Think of timeline(s) expanding out versus a single track. A tree branch is influenced by the elements; how much sun, wind, or water it receives determines the tree's shape, structure and amount of growth. External events outside our control do play a part in shaping our timeline - but humans can interpret and respond to outside forces differently.
Some of my students have felt they wasted time in work that wasn't “spiritual” enough. We’re the culmination of past choices, but with your current skills and situation you can still express your life purpose. How do you treat people? How do you contribute?*
The Zen story “Taming the Ox” details stages of development resulting in enlightenment. The trajectory is circular; the herder starts and ends up back in the marketplace. From a mundane perspective it looks the same, but their experience of the world is immense. For us outward manifestations of change are usually the goal. What about the interior experience?

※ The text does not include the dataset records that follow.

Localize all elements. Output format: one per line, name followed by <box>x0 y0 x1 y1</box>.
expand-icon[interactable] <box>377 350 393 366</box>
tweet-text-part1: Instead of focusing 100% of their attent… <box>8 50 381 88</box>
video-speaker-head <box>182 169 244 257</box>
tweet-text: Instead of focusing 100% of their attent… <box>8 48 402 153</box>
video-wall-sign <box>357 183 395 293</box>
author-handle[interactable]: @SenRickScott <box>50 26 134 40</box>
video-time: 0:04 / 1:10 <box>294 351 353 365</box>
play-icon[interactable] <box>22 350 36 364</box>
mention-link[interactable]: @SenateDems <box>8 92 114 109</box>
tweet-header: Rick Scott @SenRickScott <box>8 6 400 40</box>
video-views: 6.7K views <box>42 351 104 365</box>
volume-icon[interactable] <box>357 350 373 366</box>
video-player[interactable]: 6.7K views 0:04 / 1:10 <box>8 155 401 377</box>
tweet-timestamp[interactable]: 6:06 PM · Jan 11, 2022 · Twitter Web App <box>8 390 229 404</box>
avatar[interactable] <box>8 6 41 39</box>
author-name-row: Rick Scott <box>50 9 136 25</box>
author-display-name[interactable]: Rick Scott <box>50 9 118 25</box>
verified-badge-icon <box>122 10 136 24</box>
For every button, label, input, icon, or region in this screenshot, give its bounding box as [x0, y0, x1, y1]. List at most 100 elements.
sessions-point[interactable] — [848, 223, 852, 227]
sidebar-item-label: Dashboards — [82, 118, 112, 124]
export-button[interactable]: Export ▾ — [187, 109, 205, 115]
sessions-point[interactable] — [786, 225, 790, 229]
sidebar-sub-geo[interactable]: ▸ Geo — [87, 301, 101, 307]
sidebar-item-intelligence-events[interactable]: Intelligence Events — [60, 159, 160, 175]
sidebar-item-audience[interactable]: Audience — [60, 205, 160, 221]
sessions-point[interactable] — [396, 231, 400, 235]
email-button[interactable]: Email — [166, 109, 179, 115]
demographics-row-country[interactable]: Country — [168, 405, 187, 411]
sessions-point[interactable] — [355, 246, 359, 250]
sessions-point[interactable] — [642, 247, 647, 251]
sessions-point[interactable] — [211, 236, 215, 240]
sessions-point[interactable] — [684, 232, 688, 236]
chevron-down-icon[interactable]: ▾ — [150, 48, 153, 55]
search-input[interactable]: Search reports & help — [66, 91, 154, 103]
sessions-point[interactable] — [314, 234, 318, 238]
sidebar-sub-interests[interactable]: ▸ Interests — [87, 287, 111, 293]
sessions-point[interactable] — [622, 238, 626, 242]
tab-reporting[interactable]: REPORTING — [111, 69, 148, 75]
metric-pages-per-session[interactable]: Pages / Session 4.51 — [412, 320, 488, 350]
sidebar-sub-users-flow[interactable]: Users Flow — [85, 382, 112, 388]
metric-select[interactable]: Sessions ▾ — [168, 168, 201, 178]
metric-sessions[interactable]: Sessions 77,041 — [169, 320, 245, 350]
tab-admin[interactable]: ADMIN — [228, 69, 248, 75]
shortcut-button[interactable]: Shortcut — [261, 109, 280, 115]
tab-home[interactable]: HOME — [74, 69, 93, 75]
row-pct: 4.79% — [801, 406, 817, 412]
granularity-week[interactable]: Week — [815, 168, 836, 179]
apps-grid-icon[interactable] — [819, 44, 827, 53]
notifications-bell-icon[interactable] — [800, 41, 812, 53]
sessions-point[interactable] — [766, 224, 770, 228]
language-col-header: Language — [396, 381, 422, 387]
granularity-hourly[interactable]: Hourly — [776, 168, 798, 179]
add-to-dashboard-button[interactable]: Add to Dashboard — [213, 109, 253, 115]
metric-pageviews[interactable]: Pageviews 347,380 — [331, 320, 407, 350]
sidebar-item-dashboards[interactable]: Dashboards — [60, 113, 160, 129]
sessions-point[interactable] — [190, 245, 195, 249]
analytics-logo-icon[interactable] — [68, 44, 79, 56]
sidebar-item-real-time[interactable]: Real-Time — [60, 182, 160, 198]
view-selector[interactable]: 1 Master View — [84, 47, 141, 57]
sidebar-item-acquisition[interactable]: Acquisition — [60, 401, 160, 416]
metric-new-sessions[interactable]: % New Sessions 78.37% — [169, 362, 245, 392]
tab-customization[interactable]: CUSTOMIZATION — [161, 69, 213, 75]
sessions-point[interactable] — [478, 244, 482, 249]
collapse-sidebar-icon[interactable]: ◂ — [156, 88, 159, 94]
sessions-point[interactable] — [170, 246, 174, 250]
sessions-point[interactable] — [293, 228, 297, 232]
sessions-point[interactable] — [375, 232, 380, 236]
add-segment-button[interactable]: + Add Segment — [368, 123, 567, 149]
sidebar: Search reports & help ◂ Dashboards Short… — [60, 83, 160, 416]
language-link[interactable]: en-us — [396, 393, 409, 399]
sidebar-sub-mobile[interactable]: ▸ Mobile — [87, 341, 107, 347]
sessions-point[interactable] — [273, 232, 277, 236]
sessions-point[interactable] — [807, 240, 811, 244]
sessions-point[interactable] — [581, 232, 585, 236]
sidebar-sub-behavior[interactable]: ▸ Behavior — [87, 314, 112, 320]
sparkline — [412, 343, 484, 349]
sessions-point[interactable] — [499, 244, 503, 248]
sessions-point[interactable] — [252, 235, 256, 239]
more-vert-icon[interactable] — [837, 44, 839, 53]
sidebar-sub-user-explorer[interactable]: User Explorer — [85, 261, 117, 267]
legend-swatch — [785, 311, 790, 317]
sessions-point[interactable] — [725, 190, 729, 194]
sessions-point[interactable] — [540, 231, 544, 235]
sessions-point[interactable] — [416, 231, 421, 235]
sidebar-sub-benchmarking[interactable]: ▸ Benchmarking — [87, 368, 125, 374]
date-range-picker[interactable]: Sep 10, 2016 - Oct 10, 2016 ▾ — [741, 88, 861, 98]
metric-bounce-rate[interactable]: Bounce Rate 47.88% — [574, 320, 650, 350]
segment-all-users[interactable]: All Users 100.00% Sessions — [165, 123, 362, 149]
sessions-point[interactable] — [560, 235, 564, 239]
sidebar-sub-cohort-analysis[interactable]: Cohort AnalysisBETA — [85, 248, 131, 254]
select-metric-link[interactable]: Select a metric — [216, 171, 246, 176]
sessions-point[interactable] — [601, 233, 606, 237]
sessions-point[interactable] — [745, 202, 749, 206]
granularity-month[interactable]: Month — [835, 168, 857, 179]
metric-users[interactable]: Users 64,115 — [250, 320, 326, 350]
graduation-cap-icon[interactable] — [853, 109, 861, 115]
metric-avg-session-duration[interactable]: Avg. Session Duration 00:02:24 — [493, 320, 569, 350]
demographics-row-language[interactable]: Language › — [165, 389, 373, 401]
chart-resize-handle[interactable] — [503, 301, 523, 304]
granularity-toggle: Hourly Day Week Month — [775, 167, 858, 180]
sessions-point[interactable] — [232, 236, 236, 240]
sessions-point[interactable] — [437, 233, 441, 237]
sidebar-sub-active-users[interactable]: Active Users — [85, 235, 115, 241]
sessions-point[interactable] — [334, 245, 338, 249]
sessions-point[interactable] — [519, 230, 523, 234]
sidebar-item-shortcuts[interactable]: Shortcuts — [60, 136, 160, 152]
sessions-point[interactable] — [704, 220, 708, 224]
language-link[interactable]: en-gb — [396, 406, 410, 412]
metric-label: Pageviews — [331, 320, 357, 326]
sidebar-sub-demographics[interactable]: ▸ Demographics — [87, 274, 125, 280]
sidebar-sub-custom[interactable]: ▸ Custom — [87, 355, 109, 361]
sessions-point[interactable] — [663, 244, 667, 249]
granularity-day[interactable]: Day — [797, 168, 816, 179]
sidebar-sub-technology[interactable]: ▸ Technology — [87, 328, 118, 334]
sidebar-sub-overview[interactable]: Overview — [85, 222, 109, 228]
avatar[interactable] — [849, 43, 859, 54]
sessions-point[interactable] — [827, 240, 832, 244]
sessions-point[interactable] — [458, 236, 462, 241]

Expand your relationship with time beyond the linear. You can course correct at any time and not consider it wrong, a failure or wasted. The underlying impetus and longing to evolve spiritually never changes. How that manifests can take many different forms. Having a more expansive understanding of timelines can create less judgment and open an arena of new opportunities.
Peace, love and healing -
Bear
*The film “Living” is a meditation on the possibility for meaning at any point in our lives.